Auntie Sheila and Uncle Charlie are buried with my Granny. Pointedly the headstone states it was erected by “her daughter Sheila”.
Uncle Jackie worked in Andrews Mill and married to Auntie Mary. They had no children. Lived in Waterford Street and later upmarket at the Giants Foot. They were relatively posh with a radiogram and opera records.
They were good to me. When I met them outside, they always had a half crown and in the 1960s, that was a big thing.
Increasingly, I think that Uncle Jackie might have doubled as a Secret Santa in the late 1950s and early 1960s, I dont think my parents could not have afforded the red tricycle, the castle, the fort, the train set and one of the first Scalectrix sets.
Jackie, Daddy (Jim) and Sheila were three unlikely siblings. Uncle Charlie called them Pet Brother, Christian Brother and Crying Sister.
Uncle Jackie read every book in the library and could memorise entire chapters. But he could not understand anything he had read.
But his worst fault was his Racism. It became more relevant…more personal… after my sisters wedding. Looking at my own wedding in 1982, Uncle Jackie (and Auntie Mary), Auntie Sheila (and Uncle Charlie) , it was the last time they/we were all together.
It feels like a line in the sand…before 1982, I had one family and after 1982, I was making a new family.
Uncle Jackie died on the day that my wife went into hospital to have our second baby. I was his nearest male relative but did not go to the wake. I did go to the funeral but was not central. That was wrong. I could say that the priority was our new baby born on the night of the funeral or I could say that it was about growing tired of Racism…but really it was callous.
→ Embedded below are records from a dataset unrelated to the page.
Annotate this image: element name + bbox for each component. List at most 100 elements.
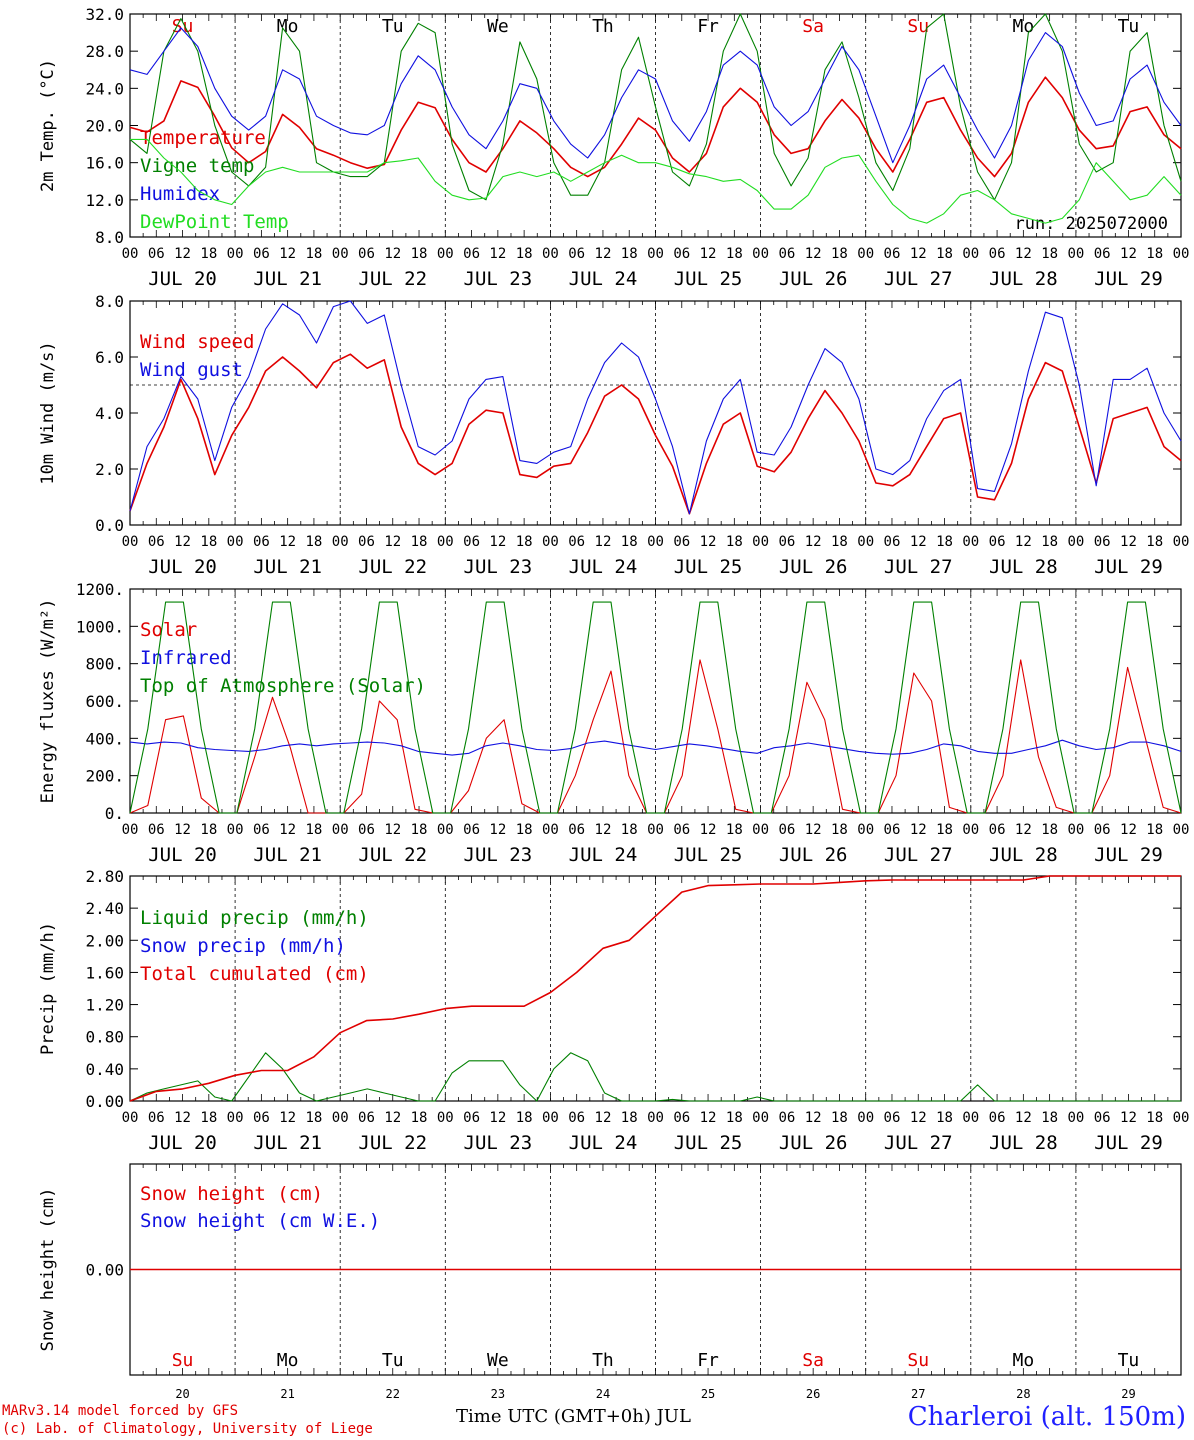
- y-tick-label: 8.0: [95, 228, 124, 247]
- y-tick-label: 400.: [85, 729, 124, 748]
- hour-tick-label: 00: [542, 822, 559, 838]
- hour-tick-label: 18: [1146, 534, 1163, 550]
- x-axis-title: Time UTC (GMT+0h) JUL: [456, 1406, 691, 1427]
- hour-tick-label: 12: [595, 534, 612, 550]
- hour-tick-label: 18: [305, 246, 322, 262]
- hour-tick-label: 06: [463, 1110, 480, 1126]
- hour-tick-label: 18: [1041, 534, 1058, 550]
- day-number: 25: [701, 1387, 715, 1401]
- hour-tick-label: 06: [1094, 1110, 1111, 1126]
- hour-tick-label: 12: [489, 246, 506, 262]
- hour-tick-label: 12: [174, 534, 191, 550]
- day-label: JUL 22: [358, 268, 427, 290]
- hour-tick-label: 06: [1094, 534, 1111, 550]
- hour-tick-label: 00: [752, 534, 769, 550]
- hour-tick-label: 12: [910, 534, 927, 550]
- hour-tick-label: 00: [647, 822, 664, 838]
- hour-tick-label: 12: [700, 822, 717, 838]
- weekday-label: Mo: [1013, 1350, 1035, 1371]
- y-tick-label: 20.0: [85, 117, 124, 136]
- day-number: 29: [1121, 1387, 1135, 1401]
- hour-tick-label: 00: [542, 246, 559, 262]
- hour-tick-label: 06: [673, 822, 690, 838]
- hour-tick-label: 06: [568, 1110, 585, 1126]
- legend-entry: Wind speed: [140, 331, 254, 353]
- weekday-label: Tu: [382, 16, 404, 37]
- y-tick-label: 6.0: [95, 348, 124, 367]
- hour-tick-label: 12: [700, 534, 717, 550]
- hour-tick-label: 06: [989, 822, 1006, 838]
- station-name: Charleroi (alt. 150m): [907, 1402, 1186, 1432]
- hour-tick-label: 06: [148, 822, 165, 838]
- y-tick-label: 1.60: [85, 963, 124, 982]
- series-line: [129, 300, 1182, 515]
- hour-tick-label: 00: [857, 1110, 874, 1126]
- day-label: JUL 20: [148, 1132, 217, 1154]
- wind-hour-ticks: [129, 301, 1182, 525]
- hour-tick-label: 12: [1015, 246, 1032, 262]
- hour-tick-label: 00: [542, 1110, 559, 1126]
- hour-tick-label: 06: [673, 534, 690, 550]
- y-tick-label: 2.80: [85, 867, 124, 886]
- y-tick-label: 1.20: [85, 996, 124, 1015]
- precip-panel: 0.00 0.40 0.80 1.20 1.60 2.00 2.40 2.80 Precip (…: [38, 867, 1189, 1154]
- hour-tick-label: 06: [884, 822, 901, 838]
- snow-ylabel: Snow height (cm): [38, 1188, 58, 1352]
- hour-tick-label: 06: [358, 1110, 375, 1126]
- hour-tick-label: 06: [463, 246, 480, 262]
- hour-tick-label: 12: [805, 1110, 822, 1126]
- day-label: JUL 26: [779, 1132, 848, 1154]
- hour-tick-label: 12: [489, 822, 506, 838]
- hour-tick-label: 06: [568, 246, 585, 262]
- day-label: JUL 28: [989, 268, 1058, 290]
- y-tick-label: 24.0: [85, 79, 124, 98]
- legend-entry: Temperature: [140, 127, 266, 149]
- hour-tick-label: 06: [778, 534, 795, 550]
- day-label: JUL 24: [569, 556, 638, 578]
- y-tick-label: 0.: [105, 804, 124, 823]
- hour-tick-label: 00: [1173, 246, 1190, 262]
- day-label: JUL 25: [674, 1132, 743, 1154]
- day-number: 21: [280, 1387, 294, 1401]
- day-label: JUL 24: [569, 268, 638, 290]
- day-number: 24: [596, 1387, 610, 1401]
- y-tick-label: 2.0: [95, 460, 124, 479]
- hour-tick-label: 12: [1015, 1110, 1032, 1126]
- hour-tick-label: 18: [200, 246, 217, 262]
- day-label: JUL 21: [253, 268, 322, 290]
- hour-tick-label: 00: [1173, 1110, 1190, 1126]
- series-line: [129, 739, 1182, 756]
- legend-entry: Infrared: [140, 647, 232, 669]
- weekday-label: Sa: [802, 16, 824, 37]
- day-label: JUL 28: [989, 1132, 1058, 1154]
- energy-hour-ticks: [129, 589, 1182, 813]
- y-tick-label: 1000.: [76, 617, 124, 636]
- hour-tick-label: 06: [1094, 246, 1111, 262]
- legend-entry: Snow precip (mm/h): [140, 935, 346, 957]
- day-number: 20: [175, 1387, 189, 1401]
- hour-tick-label: 18: [516, 1110, 533, 1126]
- hour-tick-label: 18: [936, 822, 953, 838]
- hour-tick-label: 06: [148, 1110, 165, 1126]
- hour-tick-label: 12: [910, 1110, 927, 1126]
- hour-tick-label: 18: [1146, 1110, 1163, 1126]
- hour-tick-label: 00: [857, 534, 874, 550]
- hour-tick-label: 12: [1015, 534, 1032, 550]
- temperature-frame: [129, 13, 1182, 238]
- snow-panel: 0.00 Snow height (cm) Su Mo Tu We Th Fr Sa Su Mo Tu…: [38, 1163, 1182, 1401]
- hour-tick-label: 12: [700, 1110, 717, 1126]
- hour-tick-label: 18: [621, 1110, 638, 1126]
- hour-tick-label: 12: [1015, 822, 1032, 838]
- hour-tick-label: 06: [989, 246, 1006, 262]
- hour-tick-label: 00: [122, 534, 139, 550]
- hour-tick-label: 00: [437, 1110, 454, 1126]
- hour-tick-label: 00: [332, 822, 349, 838]
- hour-tick-label: 18: [621, 246, 638, 262]
- hour-tick-label: 12: [595, 246, 612, 262]
- hour-tick-label: 18: [726, 822, 743, 838]
- legend-entry: Snow height (cm W.E.): [140, 1210, 380, 1232]
- temperature-panel: 8.0 12.0 16.0 20.0 24.0 28.0 32.0 2m Temp. (°C)…: [38, 5, 1189, 290]
- run-label: run: 2025072000: [1014, 214, 1168, 234]
- hour-tick-label: 12: [279, 534, 296, 550]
My father died within eight weeks
I did see Auntie Sheila thru Uncle Charlies funeral and my wife and I did look after her until she went to a geriatric unit. She was in and out of a coma but we had a week booked in Wexford. She could have lived weeks but she died on the last day of our holiday.
Auntie Sheila, all 4ft 9 of her tackled the massive paratrooper outside her house. She told him she had every hair on my head counted.
And I wasn’t there for her.
And as for Auntie Mary, I did not not even know she had died until about several months later.
And there was a consequence to my callousness. A family heirloom, a gift to my granny from a disabled child in West Bromwich went missing.
It is really about my callousness and how priorities change when we have children. And what unites the four people from my pre-1982 life is that they were childless.